Ceres lo hizo lo mejor que pudo, aunque no sabía por dónde empezar. Le habló a Licina de cómo se había criado en la forja de su padre, de sus hermanos. Le habló de la rebelión y del Stade. Incluso consiguió hablarle de Rexo y Thanos, aunque aquellas palabras salieron entrecortadas y rotas.
“Oh, cariño”, dijo su madre, colocando una mano sobre la de ella. “Me encantaría haberte ahorrado algo de este dolor. Me gustaría haber estado allí para ti”.
“¿Por qué no pudiste?” preguntó Ceres. “¿Has estado aquí todo este tiempo?”

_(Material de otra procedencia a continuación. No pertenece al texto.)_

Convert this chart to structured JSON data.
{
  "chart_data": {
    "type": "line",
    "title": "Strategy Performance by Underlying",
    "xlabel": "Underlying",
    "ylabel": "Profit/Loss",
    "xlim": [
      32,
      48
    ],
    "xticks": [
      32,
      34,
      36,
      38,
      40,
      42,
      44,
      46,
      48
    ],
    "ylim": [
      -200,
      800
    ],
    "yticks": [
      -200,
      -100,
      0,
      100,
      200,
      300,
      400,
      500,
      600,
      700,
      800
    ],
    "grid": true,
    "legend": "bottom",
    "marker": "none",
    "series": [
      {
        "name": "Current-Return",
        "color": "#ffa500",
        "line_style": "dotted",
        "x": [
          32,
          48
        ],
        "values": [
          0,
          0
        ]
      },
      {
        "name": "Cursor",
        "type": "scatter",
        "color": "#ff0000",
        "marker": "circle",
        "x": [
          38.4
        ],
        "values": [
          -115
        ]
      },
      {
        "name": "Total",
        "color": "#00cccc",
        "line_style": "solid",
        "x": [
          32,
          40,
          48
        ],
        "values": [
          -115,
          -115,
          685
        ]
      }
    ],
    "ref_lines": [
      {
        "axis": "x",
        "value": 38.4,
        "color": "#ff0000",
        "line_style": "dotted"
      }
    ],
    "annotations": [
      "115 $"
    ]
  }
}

“Sí”, dijo Licina. “Este era uno de los lugares de mi pueblo, en los viejos tiempos. Los demás se fueron. Incluso yo lo hice, durante un tiempo, pero durante estos últimos tiempos ha sido una especie de santuario. Y un lugar en el que esperar, por supuesto”.
“¿Esperar?” preguntó Ceres. “¿Te refieres a mí?”